Geopolymer from sand washing waste: Mechanical, rheological, and sustainability perspectives

This study presents a sustainable approach to producing geopolymer mortar by fully utilizing sand washing waste (SWW) as the sole aluminosilicate precursor, offering an eco-efficient alternative to conventional cement-based materials. Despite growing research on industrial waste valorization, the direct application of SWW in geopolymer systems remains limited. In this work, sodium hydroxide (NaOH) activators with concentrations of 4, 8, and 12 M were combined with varying water glass (WG) ratios to assess their effects on strength development and microstructural evolution.

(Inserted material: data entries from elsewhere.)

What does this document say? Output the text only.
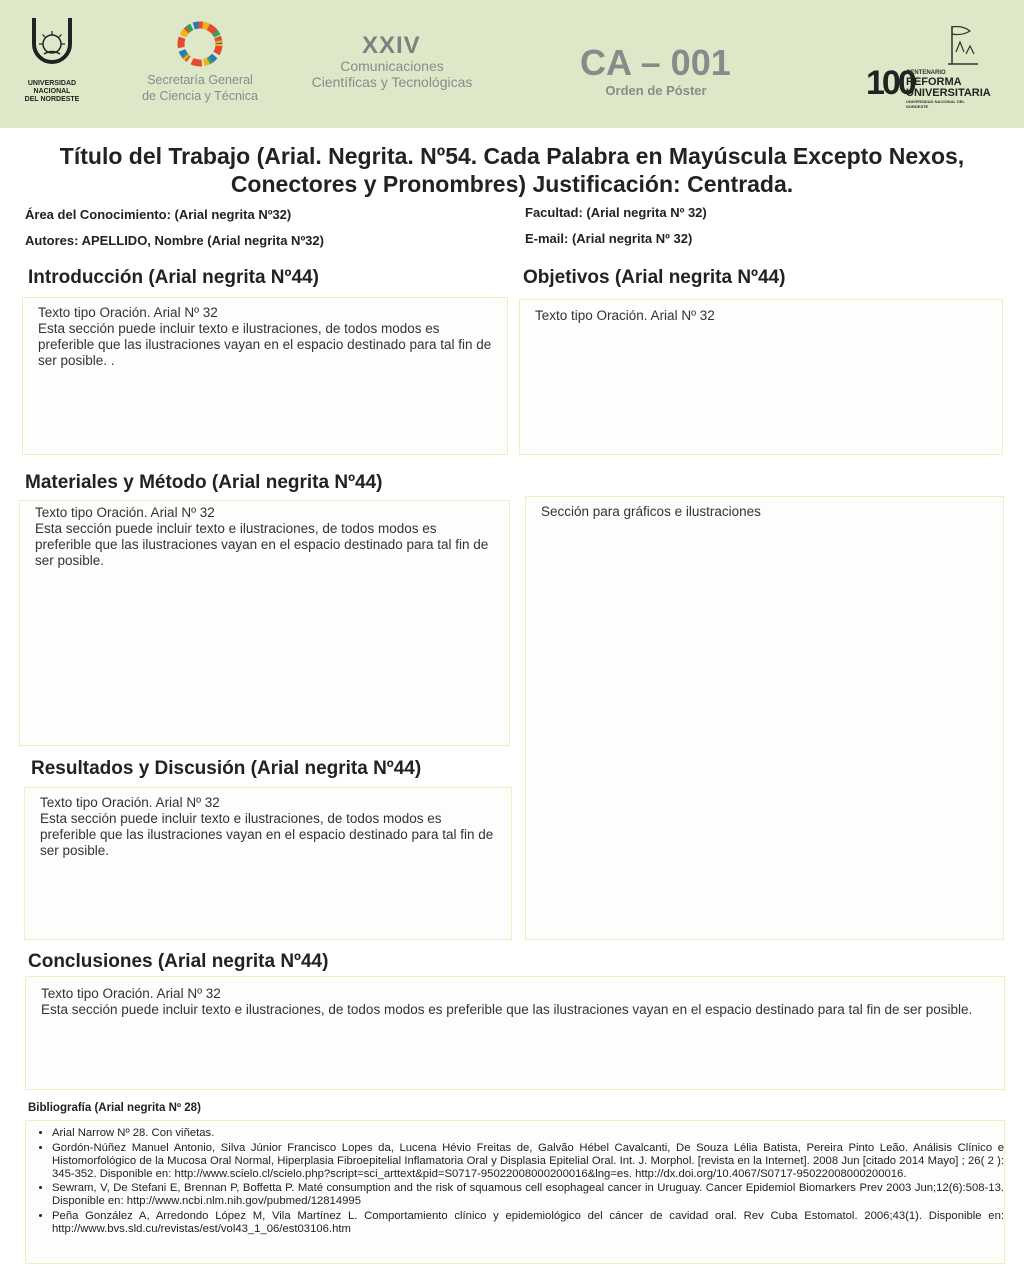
UNIVERSIDAD
NACIONAL
DEL NORDESTE
Secretaría General
de Ciencia y Técnica
XXIV
Comunicaciones
Científicas y Tecnológicas	CA – 001
Orden de Póster	100
CENTENARIO
REFORMA
UNIVERSITARIA
UNIVERSIDAD NACIONAL DEL NORDESTE
Título del Trabajo (Arial. Negrita. Nº54. Cada Palabra en Mayúscula Excepto Nexos, Conectores y Pronombres) Justificación: Centrada.
Área del Conocimiento: (Arial negrita Nº32)
Autores: APELLIDO, Nombre (Arial negrita Nº32)
Facultad: (Arial negrita Nº 32)
E-mail: (Arial negrita Nº 32)
Introducción (Arial negrita Nº44)
Texto tipo Oración. Arial Nº 32
Esta sección puede incluir texto e ilustraciones, de todos modos es preferible que las ilustraciones vayan en el espacio destinado para tal fin de ser posible. .
Objetivos (Arial negrita Nº44)
Texto tipo Oración. Arial Nº 32
Materiales y Método (Arial negrita Nº44)
Texto tipo Oración. Arial Nº 32
Esta sección puede incluir texto e ilustraciones, de todos modos es preferible que las ilustraciones vayan en el espacio destinado para tal fin de ser posible.
Sección para gráficos e ilustraciones
Resultados y Discusión (Arial negrita Nº44)
Texto tipo Oración. Arial Nº 32
Esta sección puede incluir texto e ilustraciones, de todos modos es preferible que las ilustraciones vayan en el espacio destinado para tal fin de ser posible.
Conclusiones (Arial negrita Nº44)
Texto tipo Oración. Arial Nº 32
Esta sección puede incluir texto e ilustraciones, de todos modos es preferible que las ilustraciones vayan en el espacio destinado para tal fin de ser posible.
Bibliografía (Arial negrita Nº 28)
• Arial Narrow Nº 28. Con viñetas.
• Gordón-Núñez Manuel Antonio, Silva Júnior Francisco Lopes da, Lucena Hévio Freitas de, Galvão Hébel Cavalcanti, De Souza Lélia Batista, Pereira Pinto Leão. Análisis Clínico e Histomorfológico de la Mucosa Oral Normal, Hiperplasia Fibroepitelial Inflamatoria Oral y Displasia Epitelial Oral. Int. J. Morphol. [revista en la Internet]. 2008 Jun [citado 2014 Mayo] ; 26( 2 ): 345-352. Disponible en: http://www.scielo.cl/scielo.php?script=sci_arttext&pid=S0717-95022008000200016&lng=es. http://dx.doi.org/10.4067/S0717-95022008000200016.
• Sewram, V, De Stefani E, Brennan P, Boffetta P. Maté consumption and the risk of squamous cell esophageal cancer in Uruguay. Cancer Epidemiol Biomarkers Prev 2003 Jun;12(6):508-13. Disponible en: http://www.ncbi.nlm.nih.gov/pubmed/12814995
• Peña González A, Arredondo López M, Vila Martínez L. Comportamiento clínico y epidemiológico del cáncer de cavidad oral. Rev Cuba Estomatol. 2006;43(1). Disponible en: http://www.bvs.sld.cu/revistas/est/vol43_1_06/est03106.htm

The optimized formulation with 12 M NaOH achieved a compressive strength of 27.3 MPa, confirming effective gel formation and structural densification. Microstructural analyses (SEM, EDS, XRD, XPS, and NMR) verified the formation of a dense sodium aluminosilicate hydrate (NASH) gel network, contributing to enhanced durability and reduced porosity. A life cycle sustainability assessment revealed over 50 % reduction in CO₂ emissions and a 53 % decrease in eco-costs compared with ordinary Portland cement. These findings highlight the novelty and feasibility of employing SWW as a single precursor for high-performance, low-carbon binders, supporting circular economy principles and sustainable construction applications.